Tribuna do Leitor

Falando de educação musical

Sonia Berriel
| Tempo de leitura: 3 min

A presença da música na vida dos seres humanos é incontestável. A sensibilidade é fundamental para o desenvolvimento integral da criança e do ser humano em geral. A percepção estética nada mais é que a sensibilidade ao belo, à proporção, à ordem e à harmonia. Sabemos que a educação musical é o campo de estudo que se refere ao ensino e aprendizagem da música. Principalmente nas décadas finais do século XX, encontramos inúmeras pesquisas que confirmam que a influência da música no desenvolvimento mental da criança é notável.
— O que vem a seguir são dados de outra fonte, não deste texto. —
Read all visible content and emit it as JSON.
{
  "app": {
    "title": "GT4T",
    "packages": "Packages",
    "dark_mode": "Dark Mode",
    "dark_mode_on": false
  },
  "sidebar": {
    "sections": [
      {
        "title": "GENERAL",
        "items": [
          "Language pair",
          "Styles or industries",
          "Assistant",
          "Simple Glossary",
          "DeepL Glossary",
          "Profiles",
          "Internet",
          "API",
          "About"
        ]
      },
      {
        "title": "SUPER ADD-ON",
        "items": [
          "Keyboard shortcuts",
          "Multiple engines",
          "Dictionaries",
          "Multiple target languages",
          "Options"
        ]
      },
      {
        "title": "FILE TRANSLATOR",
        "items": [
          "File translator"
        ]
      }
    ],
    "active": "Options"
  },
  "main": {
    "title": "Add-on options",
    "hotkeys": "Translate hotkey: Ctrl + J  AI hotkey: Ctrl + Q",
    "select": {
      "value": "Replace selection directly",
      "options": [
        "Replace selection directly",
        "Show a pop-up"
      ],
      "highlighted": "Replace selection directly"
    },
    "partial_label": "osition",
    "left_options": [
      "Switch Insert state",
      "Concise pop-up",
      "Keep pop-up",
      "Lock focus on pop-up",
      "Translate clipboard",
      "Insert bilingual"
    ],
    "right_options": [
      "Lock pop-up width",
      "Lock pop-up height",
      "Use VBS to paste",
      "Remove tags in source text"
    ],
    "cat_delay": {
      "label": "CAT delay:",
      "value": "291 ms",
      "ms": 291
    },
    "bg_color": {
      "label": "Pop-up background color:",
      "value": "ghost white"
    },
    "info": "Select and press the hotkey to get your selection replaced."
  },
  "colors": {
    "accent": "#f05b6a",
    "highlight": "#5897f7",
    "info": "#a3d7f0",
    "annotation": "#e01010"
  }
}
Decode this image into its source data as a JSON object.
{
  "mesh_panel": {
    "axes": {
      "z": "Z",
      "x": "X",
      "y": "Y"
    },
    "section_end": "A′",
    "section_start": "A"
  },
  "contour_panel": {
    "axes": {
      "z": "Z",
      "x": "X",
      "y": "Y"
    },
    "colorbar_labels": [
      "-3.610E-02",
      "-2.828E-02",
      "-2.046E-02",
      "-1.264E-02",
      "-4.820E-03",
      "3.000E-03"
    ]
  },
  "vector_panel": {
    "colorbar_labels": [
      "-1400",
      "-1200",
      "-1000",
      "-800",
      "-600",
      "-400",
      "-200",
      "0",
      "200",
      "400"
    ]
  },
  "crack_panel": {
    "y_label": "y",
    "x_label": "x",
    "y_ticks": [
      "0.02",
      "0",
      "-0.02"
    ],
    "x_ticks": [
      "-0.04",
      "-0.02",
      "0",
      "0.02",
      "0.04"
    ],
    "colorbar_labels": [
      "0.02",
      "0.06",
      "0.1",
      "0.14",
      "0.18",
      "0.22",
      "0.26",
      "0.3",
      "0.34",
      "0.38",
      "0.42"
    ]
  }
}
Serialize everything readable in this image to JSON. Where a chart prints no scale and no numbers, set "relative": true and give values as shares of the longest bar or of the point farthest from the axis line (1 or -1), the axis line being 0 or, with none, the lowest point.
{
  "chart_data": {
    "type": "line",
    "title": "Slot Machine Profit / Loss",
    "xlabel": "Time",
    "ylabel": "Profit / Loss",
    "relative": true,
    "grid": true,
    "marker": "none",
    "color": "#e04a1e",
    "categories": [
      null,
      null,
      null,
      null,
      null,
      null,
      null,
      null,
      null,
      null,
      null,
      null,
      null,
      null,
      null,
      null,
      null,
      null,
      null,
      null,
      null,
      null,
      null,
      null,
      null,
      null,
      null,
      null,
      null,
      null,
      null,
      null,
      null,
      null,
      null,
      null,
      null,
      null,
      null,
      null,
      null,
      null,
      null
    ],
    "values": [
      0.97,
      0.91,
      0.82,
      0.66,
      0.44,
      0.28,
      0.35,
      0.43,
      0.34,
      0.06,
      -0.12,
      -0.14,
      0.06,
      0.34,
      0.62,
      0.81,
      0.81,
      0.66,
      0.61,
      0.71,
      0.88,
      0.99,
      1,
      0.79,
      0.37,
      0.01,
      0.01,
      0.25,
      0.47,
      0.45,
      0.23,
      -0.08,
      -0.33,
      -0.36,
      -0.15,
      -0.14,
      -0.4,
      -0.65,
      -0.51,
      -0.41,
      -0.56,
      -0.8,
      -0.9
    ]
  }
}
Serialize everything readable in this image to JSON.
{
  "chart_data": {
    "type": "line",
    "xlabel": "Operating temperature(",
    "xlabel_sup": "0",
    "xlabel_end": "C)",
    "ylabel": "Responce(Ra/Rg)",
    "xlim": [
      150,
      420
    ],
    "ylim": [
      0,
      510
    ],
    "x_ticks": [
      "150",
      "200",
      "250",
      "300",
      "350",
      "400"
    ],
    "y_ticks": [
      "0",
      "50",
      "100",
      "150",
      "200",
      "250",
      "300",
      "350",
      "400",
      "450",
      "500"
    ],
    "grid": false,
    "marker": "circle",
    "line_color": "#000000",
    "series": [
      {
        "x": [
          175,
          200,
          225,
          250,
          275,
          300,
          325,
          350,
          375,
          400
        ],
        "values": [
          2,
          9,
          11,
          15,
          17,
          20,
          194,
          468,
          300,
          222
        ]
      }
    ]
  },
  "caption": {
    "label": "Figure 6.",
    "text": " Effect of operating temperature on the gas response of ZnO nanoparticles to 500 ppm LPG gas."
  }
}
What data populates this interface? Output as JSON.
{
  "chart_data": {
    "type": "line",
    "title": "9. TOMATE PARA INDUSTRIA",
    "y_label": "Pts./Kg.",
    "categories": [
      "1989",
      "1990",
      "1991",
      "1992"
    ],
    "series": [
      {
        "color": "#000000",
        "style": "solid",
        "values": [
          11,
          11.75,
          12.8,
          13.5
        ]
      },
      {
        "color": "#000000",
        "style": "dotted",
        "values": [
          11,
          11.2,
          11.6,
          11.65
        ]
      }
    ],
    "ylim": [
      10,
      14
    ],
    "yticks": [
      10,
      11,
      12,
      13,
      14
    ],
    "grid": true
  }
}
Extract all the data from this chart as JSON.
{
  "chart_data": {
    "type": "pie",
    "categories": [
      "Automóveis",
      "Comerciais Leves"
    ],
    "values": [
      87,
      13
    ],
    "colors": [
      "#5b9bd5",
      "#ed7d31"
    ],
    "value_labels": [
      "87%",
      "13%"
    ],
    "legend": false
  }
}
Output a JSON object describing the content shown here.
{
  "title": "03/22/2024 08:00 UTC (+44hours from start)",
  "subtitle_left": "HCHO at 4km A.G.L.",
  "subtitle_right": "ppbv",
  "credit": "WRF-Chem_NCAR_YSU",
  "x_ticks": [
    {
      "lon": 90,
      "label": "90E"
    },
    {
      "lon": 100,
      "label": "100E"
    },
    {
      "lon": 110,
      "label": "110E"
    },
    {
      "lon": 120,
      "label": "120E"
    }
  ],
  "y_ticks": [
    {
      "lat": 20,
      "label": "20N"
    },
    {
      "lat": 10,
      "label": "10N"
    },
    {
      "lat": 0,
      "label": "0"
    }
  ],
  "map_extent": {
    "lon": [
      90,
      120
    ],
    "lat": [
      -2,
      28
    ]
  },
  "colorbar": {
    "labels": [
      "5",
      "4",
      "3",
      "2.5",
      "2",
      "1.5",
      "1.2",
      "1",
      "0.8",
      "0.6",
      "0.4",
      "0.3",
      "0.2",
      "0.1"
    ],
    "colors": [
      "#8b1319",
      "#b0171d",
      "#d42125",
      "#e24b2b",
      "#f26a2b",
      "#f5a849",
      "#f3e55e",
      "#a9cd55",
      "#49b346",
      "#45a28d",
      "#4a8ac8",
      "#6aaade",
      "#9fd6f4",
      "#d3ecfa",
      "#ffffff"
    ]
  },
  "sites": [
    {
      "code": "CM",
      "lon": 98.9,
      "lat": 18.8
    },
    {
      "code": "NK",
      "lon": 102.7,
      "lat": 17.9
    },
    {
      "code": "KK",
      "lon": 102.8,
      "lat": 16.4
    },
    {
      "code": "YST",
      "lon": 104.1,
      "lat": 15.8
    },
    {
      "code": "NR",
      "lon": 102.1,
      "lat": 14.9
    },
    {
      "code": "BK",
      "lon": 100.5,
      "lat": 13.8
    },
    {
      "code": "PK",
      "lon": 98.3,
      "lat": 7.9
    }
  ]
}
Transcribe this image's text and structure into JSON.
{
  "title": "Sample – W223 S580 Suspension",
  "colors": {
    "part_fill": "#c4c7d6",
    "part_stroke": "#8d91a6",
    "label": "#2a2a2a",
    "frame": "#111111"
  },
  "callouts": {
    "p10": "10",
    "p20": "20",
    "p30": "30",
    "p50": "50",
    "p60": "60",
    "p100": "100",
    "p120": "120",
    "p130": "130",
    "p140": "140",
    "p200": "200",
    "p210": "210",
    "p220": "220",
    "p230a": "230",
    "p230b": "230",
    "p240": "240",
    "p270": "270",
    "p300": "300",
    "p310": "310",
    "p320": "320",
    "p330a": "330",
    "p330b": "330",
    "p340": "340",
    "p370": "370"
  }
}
Schlaug (escola de medicina de Harvard – USA) e Gaser (Universidade de Jena – Alemanha) revelaram que, ao comparar o cérebro de músicos e não músicos, os dos primeiros apresentavam maior quantidade de massa cinzenta, particularmente nas regiões responsáveis pela audição, visão e controle motor. O que esses pesquisadores perceberam, e que vem ao encontro de muitos outros estudos e experimentos, é que a prática musical faz com que o cérebro funcione “em rede”: o indivíduo, ao ler determinado sinal na partitura, necessita passar essa informação (visual) ao cérebro; este, por sua vez, transmitirá à mão o movimento necessário (tato); ao final disso, o ouvido acusará se o movimento feito foi correto (audição).


Ainda segundo Gaser, o efeito do treinamento musical no cérebro é semelhante ao da prática de um esporte nos músculos. Será por isso que Platão já afirmava, há muitos séculos, que a música é a ginástica da alma? A música proporciona melhoras no desenvolvimento cognitivo da criança. E o que dizer do desenvolvimento afetivo e social que ela realiza? Ouvindo música clássica lenta, segundo Losasov, cientista búlgaro, a pessoa passa de nível alfa (alerta) para nível beta (relaxado, mas atento); baixando a ciclagem cerebral e aumentando as atividades dos neurônios.


As sinapses ficam mais rápidas, facilitando a concentração e a aprendizagem. Há 6 meses está em ativividade em Bauru a escola de música “Bravo”. Fica ali na avenida Getúlio Vargas, nº 17-76 .


Fui visitar a nova escola e fiquei muito bem impressionada! Fruto de uma parceria séria entre o violinista Marcos Santos e a violoncelista Paula Martins Said, a escola “Bravo” tem tudo que uma educação musical bem feita e planejada pode oferecer para crianças, jovens, adultos e portadores de necessidades especiais. Marcos Santos iniciou seus estudos de música na Orquestra Sinfônica de Bauru e hoje tem mestrado e doutorado em violino em duas universidades dos Estados Unidos.


Paula Said o segue com o mesmo currículo importante. Dois músicos excelentes, idealistas, dotando Bauru de uma escola especial! Aliás, todos os professores da escola “Bravo” tem um diferencial importante: são especialistas, mestres ou doutores em seus instrumentos. Por exemplo: há 4 professores de piano, com pedagogia específica para cada idade e para crianças com necessidades especiais.


O ensino de violino utiliza o Método Suzuki, com aulas coletivas e individuais. Até violinos de tamanho infantil de material eva (etil vinil acetato) são utilizados para que crianças a partir de 3 anos possam aprender e se acostumar com a posição correta de segurar o instrumento e com o peso do mesmo. A professora Juliana Bizarra ministra aulas de musicalização infantil para crianças desde os 8 meses até os 6 anos. Aulas de piano são iniciadas aos 3 anos. A escola oferece um leque de opções para quem quiser entrar no mundo maravilhoso da música: aulas de violino, viola de orquestra, cello, piano, técnica vocal, estética vocal e fisiologia vocal, violão erudito e popular, guitarra e contrabaixo acústico, sopros.


Além dos níveis iniciais e médios, a escola prioriza também a formação de músicos profissionais e atende a músicos de toda a região. É uma escola que encurta a distância para quem quer se aperfeiçoar de fato e se profissionalizar, sem ter que recorrer aos grandes centros mais distantes. Se lhe interessar, vá visitar a escola. Marque uma aula experimental. Concluindo, saúdo a nascente escola “Bravo” e incentivo pais e envolvidos com a educação de crianças para que viabilizem, de todas as formas, um contato prazeroso, formativo e saudável com a linguagem musical.